In der Edo-Zeit (1603-1868) gab es ein beliebtes Gesellschaftsspiel namens „Hundert Geschichten“ (Hyaku monogatari), bei dem man sich gegenseitig gruselige Begebenheiten erzählte. Nach jeder erzählten Geschichte wurde ein Licht gelöscht, bis man am Ende bei Dunkelheit mit dem Erscheinen eines Geistes rechnete. Diese Geschichten werden im Japanischen mit dem Begriff 怪談 kaidan bezeichnet, der sich aus den Schriftzeichen für „unheimlich, außergewöhnlich“ (怪 kai) und „Gespräch, Unterhaltung“ (談 dan) zusammensetzt. Die Erzählungen drehten sich zumeist um Liebe, Eifersucht und Mord und führten die Zuhörer in eine übersinnliche Welt, in der Tote als ruhelose Geister in die Welt der Lebenden zurückkehrten.
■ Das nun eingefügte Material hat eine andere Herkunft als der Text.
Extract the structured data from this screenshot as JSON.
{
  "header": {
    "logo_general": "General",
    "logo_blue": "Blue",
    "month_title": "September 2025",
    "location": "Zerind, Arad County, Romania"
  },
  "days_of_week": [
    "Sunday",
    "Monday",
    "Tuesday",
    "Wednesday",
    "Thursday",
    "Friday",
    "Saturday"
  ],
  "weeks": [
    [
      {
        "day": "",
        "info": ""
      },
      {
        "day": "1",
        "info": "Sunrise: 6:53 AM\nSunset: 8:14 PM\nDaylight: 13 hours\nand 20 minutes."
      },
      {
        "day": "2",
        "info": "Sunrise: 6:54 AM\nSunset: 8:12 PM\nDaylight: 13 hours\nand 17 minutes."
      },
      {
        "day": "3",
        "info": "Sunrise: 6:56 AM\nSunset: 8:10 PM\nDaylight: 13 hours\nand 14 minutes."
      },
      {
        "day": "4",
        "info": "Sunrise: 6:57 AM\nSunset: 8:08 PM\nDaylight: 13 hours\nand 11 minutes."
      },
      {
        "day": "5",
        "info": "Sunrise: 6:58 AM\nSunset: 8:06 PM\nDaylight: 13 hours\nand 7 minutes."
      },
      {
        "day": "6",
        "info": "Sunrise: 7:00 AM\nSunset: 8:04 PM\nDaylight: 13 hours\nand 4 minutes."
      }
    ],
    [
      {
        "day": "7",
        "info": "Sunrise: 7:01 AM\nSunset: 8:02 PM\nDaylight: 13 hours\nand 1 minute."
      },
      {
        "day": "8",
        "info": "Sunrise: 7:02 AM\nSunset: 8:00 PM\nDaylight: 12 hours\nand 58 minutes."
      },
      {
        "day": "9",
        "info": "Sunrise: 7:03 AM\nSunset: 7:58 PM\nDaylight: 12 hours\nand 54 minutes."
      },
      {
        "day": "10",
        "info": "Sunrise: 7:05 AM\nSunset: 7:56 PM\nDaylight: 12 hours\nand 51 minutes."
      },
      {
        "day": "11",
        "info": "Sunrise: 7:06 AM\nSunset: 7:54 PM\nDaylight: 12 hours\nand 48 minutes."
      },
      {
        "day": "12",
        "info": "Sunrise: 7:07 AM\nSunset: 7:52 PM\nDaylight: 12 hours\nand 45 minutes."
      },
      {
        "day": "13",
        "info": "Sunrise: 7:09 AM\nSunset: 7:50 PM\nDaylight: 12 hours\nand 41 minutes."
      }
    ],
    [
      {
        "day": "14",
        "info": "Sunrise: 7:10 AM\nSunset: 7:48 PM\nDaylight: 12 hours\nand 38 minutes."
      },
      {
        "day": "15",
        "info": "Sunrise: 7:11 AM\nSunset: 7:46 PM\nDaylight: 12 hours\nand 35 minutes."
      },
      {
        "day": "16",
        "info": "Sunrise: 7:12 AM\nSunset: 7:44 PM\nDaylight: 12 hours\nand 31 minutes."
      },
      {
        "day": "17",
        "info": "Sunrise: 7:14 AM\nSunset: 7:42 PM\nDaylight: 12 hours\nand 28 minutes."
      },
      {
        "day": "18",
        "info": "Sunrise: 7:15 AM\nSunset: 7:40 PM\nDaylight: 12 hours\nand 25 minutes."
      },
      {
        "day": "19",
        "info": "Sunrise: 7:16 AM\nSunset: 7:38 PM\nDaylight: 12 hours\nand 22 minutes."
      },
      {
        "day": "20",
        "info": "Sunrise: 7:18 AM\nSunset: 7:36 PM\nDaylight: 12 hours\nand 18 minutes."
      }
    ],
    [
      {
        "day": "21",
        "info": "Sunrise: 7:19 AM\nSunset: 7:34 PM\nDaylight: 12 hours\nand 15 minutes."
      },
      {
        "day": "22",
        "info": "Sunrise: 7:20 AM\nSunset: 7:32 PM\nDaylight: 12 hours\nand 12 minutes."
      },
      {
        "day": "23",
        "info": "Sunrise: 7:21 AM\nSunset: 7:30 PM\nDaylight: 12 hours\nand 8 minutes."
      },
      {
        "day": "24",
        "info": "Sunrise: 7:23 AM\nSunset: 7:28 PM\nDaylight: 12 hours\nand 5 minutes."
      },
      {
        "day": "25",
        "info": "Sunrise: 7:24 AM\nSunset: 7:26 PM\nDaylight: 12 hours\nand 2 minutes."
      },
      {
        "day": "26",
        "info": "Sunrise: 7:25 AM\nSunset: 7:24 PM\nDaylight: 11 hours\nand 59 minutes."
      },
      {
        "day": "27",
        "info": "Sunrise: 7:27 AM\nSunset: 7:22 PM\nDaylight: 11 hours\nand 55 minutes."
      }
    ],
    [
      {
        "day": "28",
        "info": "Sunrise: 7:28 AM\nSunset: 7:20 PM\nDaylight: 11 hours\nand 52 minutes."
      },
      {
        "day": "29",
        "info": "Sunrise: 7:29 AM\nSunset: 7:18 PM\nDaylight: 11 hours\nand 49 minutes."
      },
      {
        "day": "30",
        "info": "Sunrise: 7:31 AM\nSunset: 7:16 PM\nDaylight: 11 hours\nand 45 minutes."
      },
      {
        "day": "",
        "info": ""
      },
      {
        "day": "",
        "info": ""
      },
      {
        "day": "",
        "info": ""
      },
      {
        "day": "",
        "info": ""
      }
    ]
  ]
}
Kaidan-Darstellungen findet man in der Bildenden Kunst, im Theater und auch in zahlreichen japanischen Kino-Filmen wieder. Viele Filme entstanden in den 1950er und 1960er Jahren, wie die nachfolgenden Beispiele zeigen.
Kaidan 1
雨月物語 UGETSU MONOGATARI (Ugetsu Story)
1953 / 97 Min.
Der auf dem Internationalen Filmfestival von Venedig mit dem Silbernen Löwen ausgezeichnete Film erzählt die Geschichte von Genjurô und Tôbei, die in den Kriegswirren des 16. Jahrhunderts nach Wohlstand und Ansehen streben. Zur Verwirklichung ihrer Ziele ziehen die beiden Männer in die Stadt, müssen aber am Ende der Reise erkennen, dass der Preis ihrer Träume zu hoch war: Tôbei verliert seine Frau Ohama an Entführer und Genjirô erliegt dem Zauber eines Geistes in Gestalt der Dame Wakasa, was ihn schließlich ins Verderben stürzt.
Kaidan 2
地獄門 JIGOKUMON (Gate of Hell)
1953 / 89 Min.
Der Film spielt im ausgehenden 12. Jahrhundert, als die Clans der Genji und Heike um die Herrschaft Japans kämpften, und kontrastiert die Brutalität militärischer Eroberungszüge mit der eleganten Schönheit selbstloser Liebe. Ein angesehener Samurai pocht auf sein Recht, die Frau eines anderen zu bekommen, worauf diese zu einer verhängnisvollen List greift. Der erste Farbfilm von Daiei in Eastmancolor gewann u.a. den Grand Prix in Cannes (1954) und den Academy-Award für das Beste Kostümdesign (1955).
Kaidan 3
亡霊怪猫屋敷 BÔREI KAIBYÔ YASHIKI (Black Cat Mansion)
1958 / 69 Min.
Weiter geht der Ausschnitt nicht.